Folded Structures Lab

Research Group at the University of Queensland

Rigid-Foldable Geometry

Parametric Origami and Kirigami

Rigid-foldable origami are a select group of patterns that consist of panels that can move continuously between folded states by rotating around crease lines without deformation. This makes them of great use in engineering application, as they can be folded from rigid (non-paper) engineering materials.

Miura-Derivative Geometries

The Miura pattern is a fundamental rigid-foldable pattern that is widely used in engineering, architecture, and design. It has a single degree-of-freedom (DOF) kinematic mechanism that deploys along a planar surface. A wider range of curvatures can be achieved with Miura-derivative geometries, generated by altering one of more of the characteristics of a Miura base pattern.

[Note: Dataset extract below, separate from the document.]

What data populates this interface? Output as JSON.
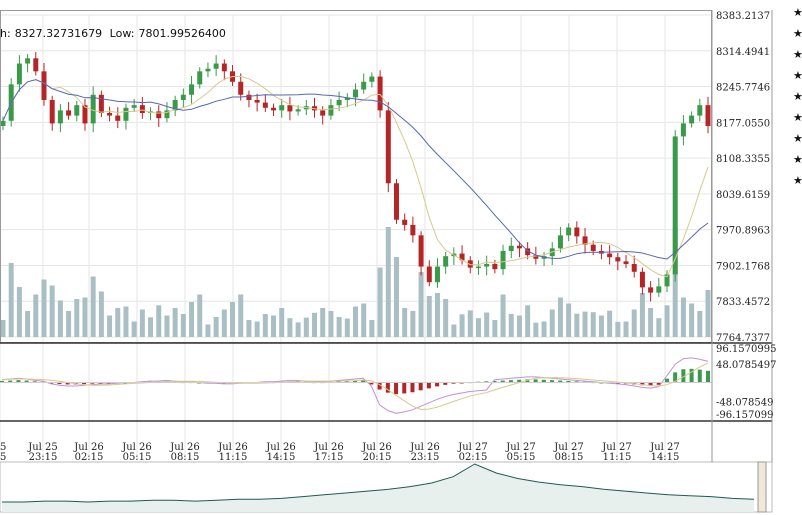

Further information: DOI: 10.1115/1.4025380.

Rigid-Foldable Kirigami

Kirigami patterns are not created from a continuous sheet, but instead may contain slits or punched out portions. They may still be rigid-foldable, with the cube and eggbox patterns being examples of this. Similar to the Miura pattern, they are both foldable with single DOF, are composed of a single repeated plate, and have derivative geometries capable of forming a range of curvatures. Further information: DOI: 10.1260/0266-3511.30.2.99.

Superimposed Rigid Origami with Multiple States

A new method to have multiple distinct, rigid-foldable crease patterns superimposed in the same sheet has been developed. The superposition method preserves the kinematic independence and 1-DOF mobility of each individual pattern and is enabled by the cross-crease vertex, a special configuration consisting of two pairs of collinear crease lines. Two applications have been explored, the compact folding of non-flat-foldable structures and sequent folding origami that can transform between multiple states without unfolding, however many more applications are thought to be possible with the new technique. Further information: DOI: 10.1038/srep36883.